Work flow of identification of somatic single-nucleotide variation (SNV) and insertion and deletion (INDEL) from raw sequencing data. Low quality reads were removed, and bwa was used to perform alignment followed by alignment calibration by GATK and marked duplicates by picard. MuTect and VarScan were employed to detect somatic SNV and INDEL, processed by further filtering to eliminate false positives, respectively. All mutations were annotated with ANNOVAR.
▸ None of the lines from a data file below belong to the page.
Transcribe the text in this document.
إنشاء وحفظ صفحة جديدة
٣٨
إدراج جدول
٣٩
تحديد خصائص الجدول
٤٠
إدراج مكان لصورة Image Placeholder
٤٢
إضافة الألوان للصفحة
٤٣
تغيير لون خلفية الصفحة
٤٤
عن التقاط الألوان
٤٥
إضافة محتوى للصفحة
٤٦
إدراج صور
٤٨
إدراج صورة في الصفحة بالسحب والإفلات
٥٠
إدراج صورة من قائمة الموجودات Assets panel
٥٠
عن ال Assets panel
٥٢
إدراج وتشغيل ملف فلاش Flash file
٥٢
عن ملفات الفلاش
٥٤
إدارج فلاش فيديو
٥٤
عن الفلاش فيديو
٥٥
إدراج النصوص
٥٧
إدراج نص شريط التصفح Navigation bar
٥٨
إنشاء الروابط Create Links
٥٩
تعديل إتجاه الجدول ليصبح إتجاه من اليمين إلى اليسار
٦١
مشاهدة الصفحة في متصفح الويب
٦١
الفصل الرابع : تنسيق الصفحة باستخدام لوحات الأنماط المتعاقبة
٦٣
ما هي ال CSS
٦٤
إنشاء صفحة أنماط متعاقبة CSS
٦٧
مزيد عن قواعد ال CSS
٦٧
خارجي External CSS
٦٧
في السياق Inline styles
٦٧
Detection of somatic mutations and indels

MuTect was used to detect somatic mutations in discovery and validation cohorts, which is a sensitive tool to detect somatic point mutations, addressing tumour impurity and heterogeneity.18 After manual inspection, mutations found to be located in regions enriched for ‘mismatches’ were discarded. The minimum coverage was set at 10X, mutation allele fraction ≥10% and ≥5 reads that support this mutation. These somatic mutations were annotated with ANNOVAR.19 VarScan2 was used to detect somatic indels by comparing tumour BAM file against its matched normal BAM file with following parameters: min-coverage 10; min-coverage-normal 10; min-coverage-tumour 10; min-var-freq 0.1; min-freq-for-hom 0.75; somatic-p-value 0.05; min-avg-qual 0; Q 0.20 False-positive indels were removed through manual inspection. Significantly mutated genes (SMGs) were identified by MutSigCV.

Identification of significantly mutated pathways (SMPs)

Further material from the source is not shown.